Fundamentals - Community Health, part 7: Community Health Plan and Assessments
The nursing process steps as they relate to developing a community health plan, including specific data collection methods used in the assessment of a community like informal interviews, direct observation, windshield surveys, secondary analysis, and surveys.
Full Transcript: Fundamentals - Community Health, part 7: Community Health Plan and Assessments
Full Transcript: Fundamentals - Community Health, part 7: Community Health Plan and Assessments
Hi, I'm Ellis with Level Up RN. In this video, we'll be chatting about the community health plan and a community assessment. These cards can be found in the community section of our fundamentals of nursing flashcard deck. So if you have that deck, grab these cards, and you can follow along with me. If you don't have the deck, I encourage you to check us out at leveluprn.com. After the content, hang tight because I will have a couple of questions just to check your knowledge. A community health plan is simply a patient care plan but for the whole community. And thus, it follows the nursing process, which is our ADPIE model. Assessment, diagnosis, planning, intervention, and evaluation. And this pretty much follows what you would do for a regular patient care plan. I think the key difference here is the assessment part. For an assessment step of a community health care plan, first, you actually have to choose the aggregate on which you want to do the assessment. So identifying the aggregate that you want to study and performing data collection on that aggregate. So this is going to be a much more, I don't know, involved or intense or heightened version of an assessment because instead of assessing one person, you're assessing a group of them. So by doing this, you'll identify what the community needs might be, what problems they're facing, what strengths they have as a collective, and then you can base that community health plan off of what you've assessed.
So our next step would, of course, be diagnosis. So analyzing and prioritizing the community health problem that you are identifying and that that aggregate is experiencing. The planning, implementation, and evaluation steps are all pretty much the same in that you would plan specific and measurable goals to address the problem that you identified and then plan interventions to meet those goals. Implementation is to then carry out the plan and provide the implementations that you've developed. And evaluation is simply assessing the effectiveness of the implemented steps that you are able or whomever was able to provide, understanding what factors contributed to success or not being successful of the original goals.
As I just mentioned, the assessment step of the nursing process when doing a community health plan is what is unique when compared to doing a regular patient care plan because we're going to have to do unique types of assessments to get that information on the aggregate. So one type of assessment that we can do is informant interviews. And this is exactly what it sounds like. It is collecting data by performing interviews with individuals in the targeted community. There's also direct observation, which again is exactly what it sounds like. It is observing individuals in a community at a specific place or location over a period of time. A windshield survey is particularly popular to ask students to do when they're in a community health class. And that, again, is pretty much what it sounds like. It's driving around in the community and observing what you can observe through your car's windshield. So what kind of people live in this community? Where do they live? What kind of housing is available? What stores or businesses or food options are there? How many schools are there? What kinds of schools are there? Are there parks or green spaces or open spaces? What is the accessibility to healthcare and what type of healthcare options are available?
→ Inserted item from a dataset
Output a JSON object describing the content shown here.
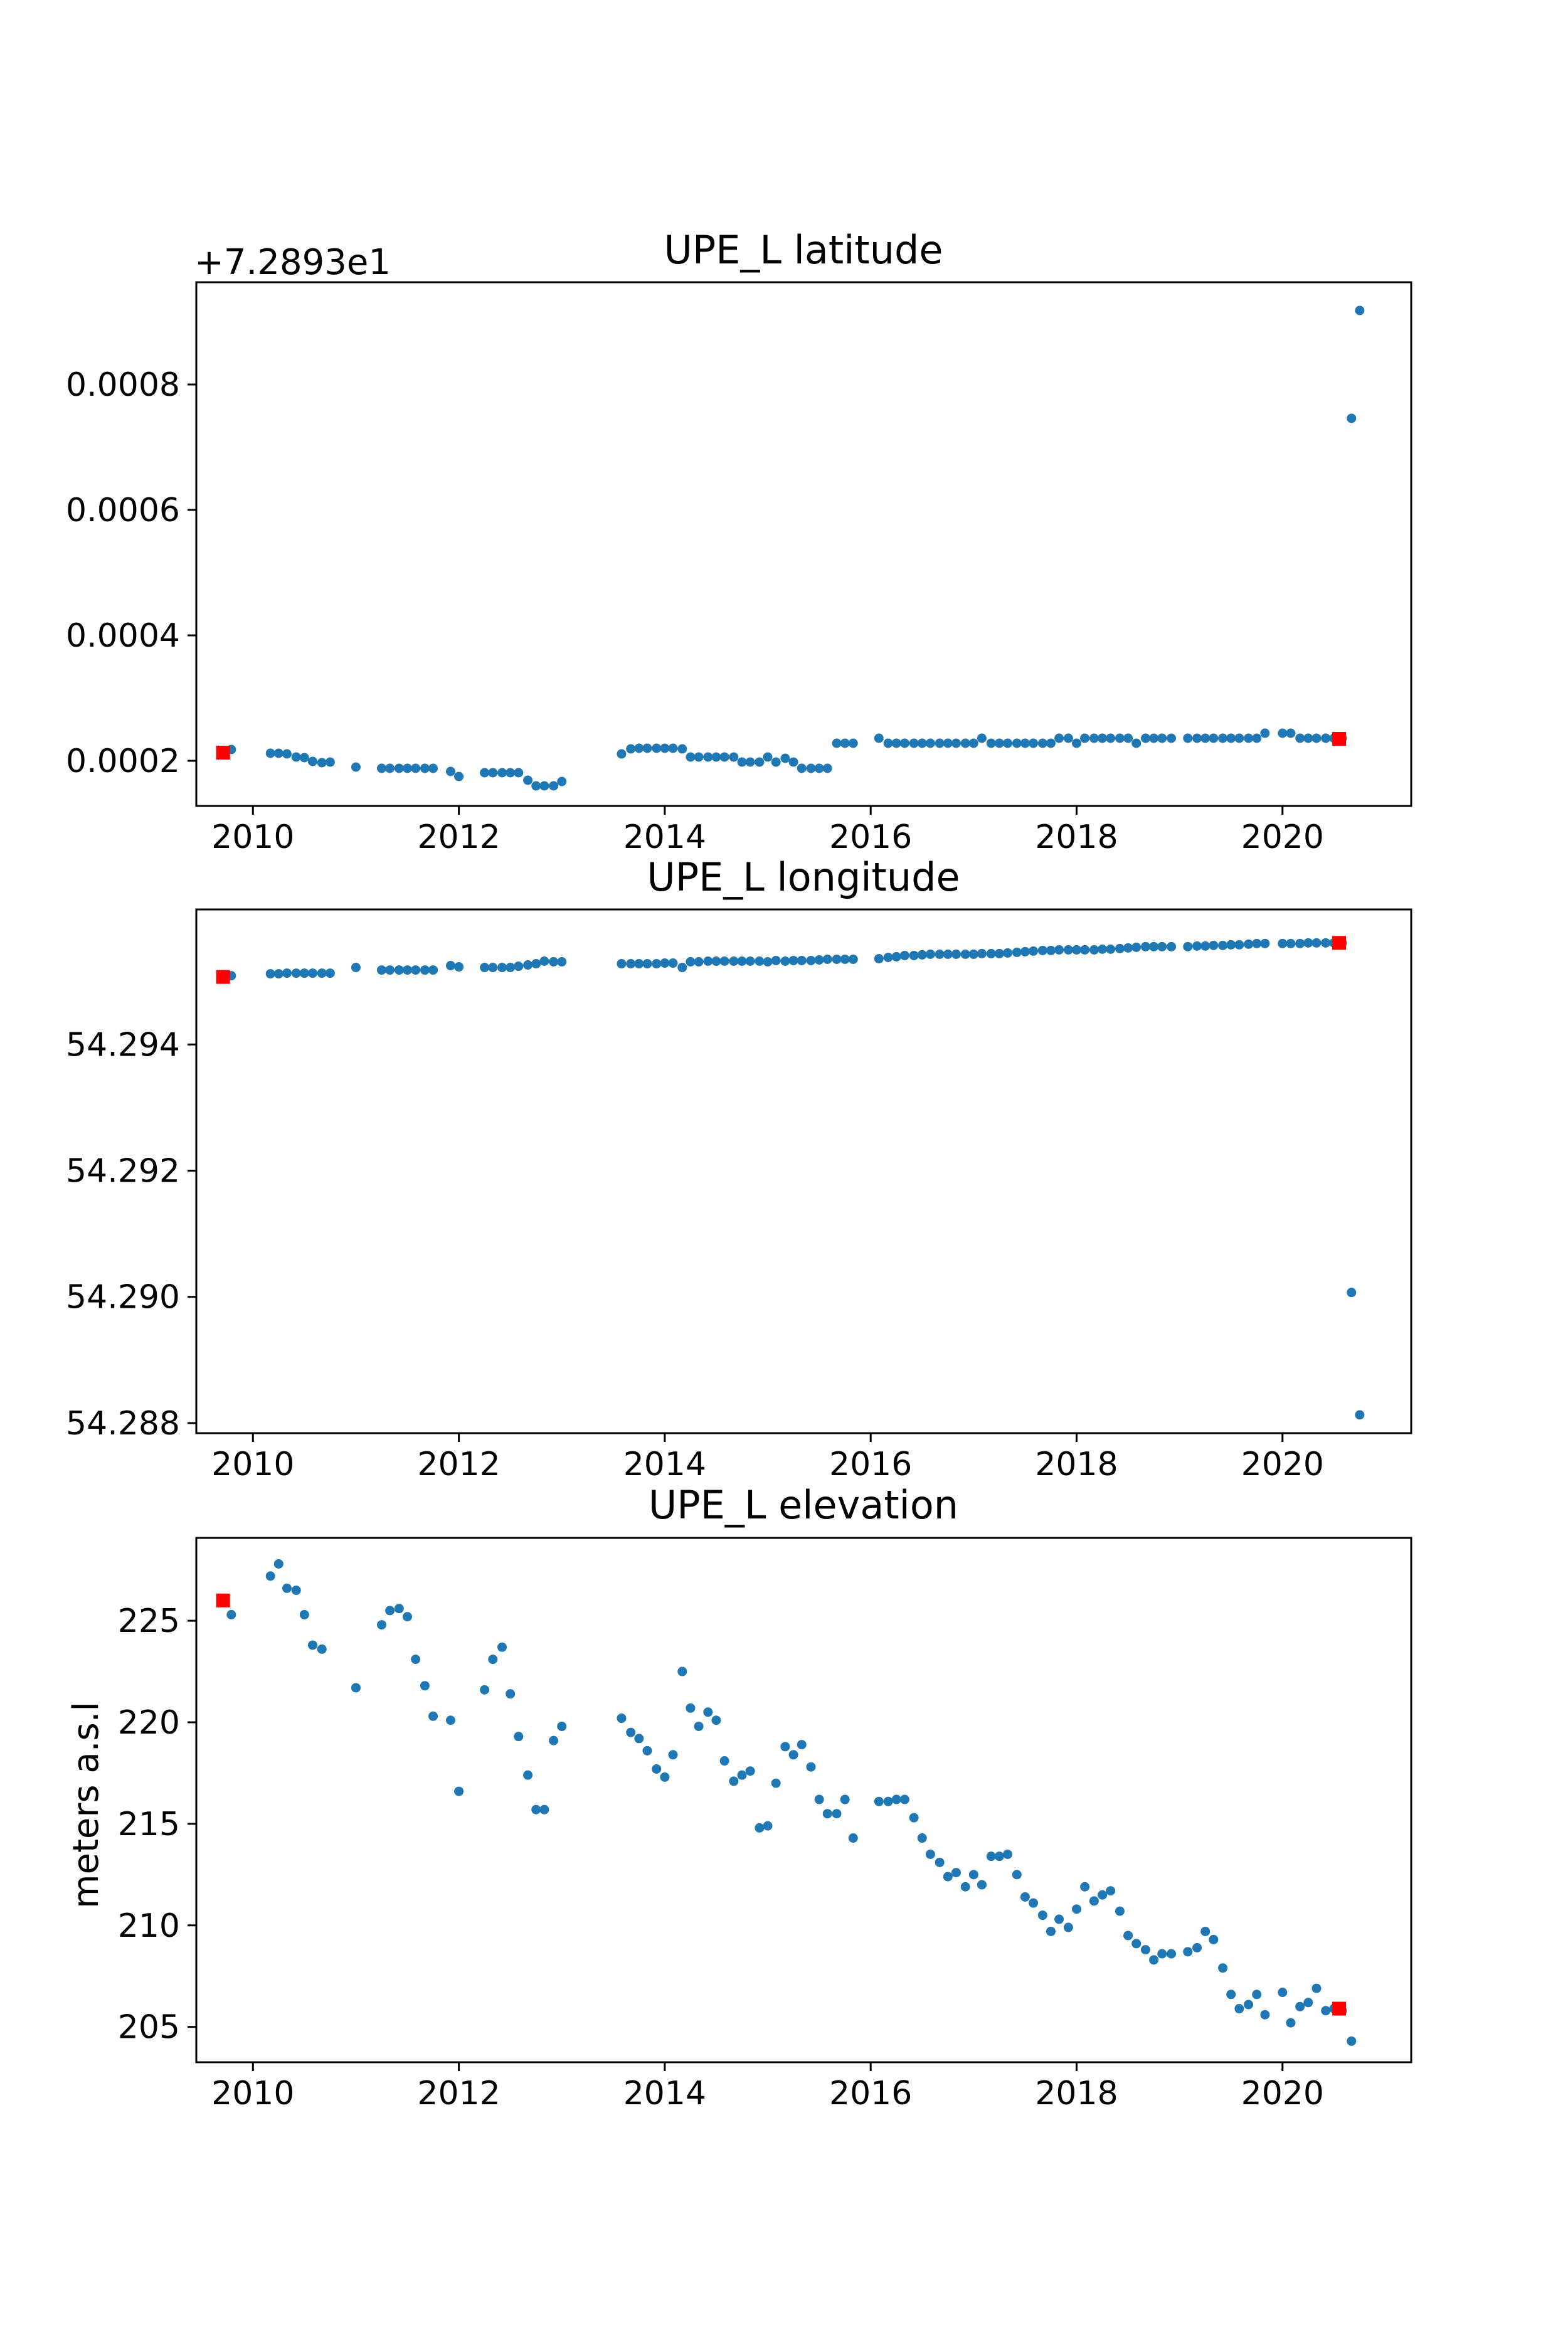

A secondary analysis is analyzing data that is preexisting, so data that somebody else has already collected and some of this is publicly accessible. So the Census Bureau data, vital statistics records, community health records, anything that someone else has already collected would be a secondary analysis. And the final example that we have is surveys. And again, this is pretty straightforward. This would be providing and collecting surveys from individuals in the targeted community. That wraps up the content for this video, so hang tight. Let's cover a couple of questions to check your knowledge. Describe a windshield survey. A windshield survey is observations about a given area as perceived through a car window. What are the examples I gave you of data that you could review during a secondary analysis? Remember a secondary analysis is reviewing preexisting data, and the examples I gave you are vital statistics records, community health records, and census data. Thank you so much for studying with me. In our next video, we'll be diving into epidemiology.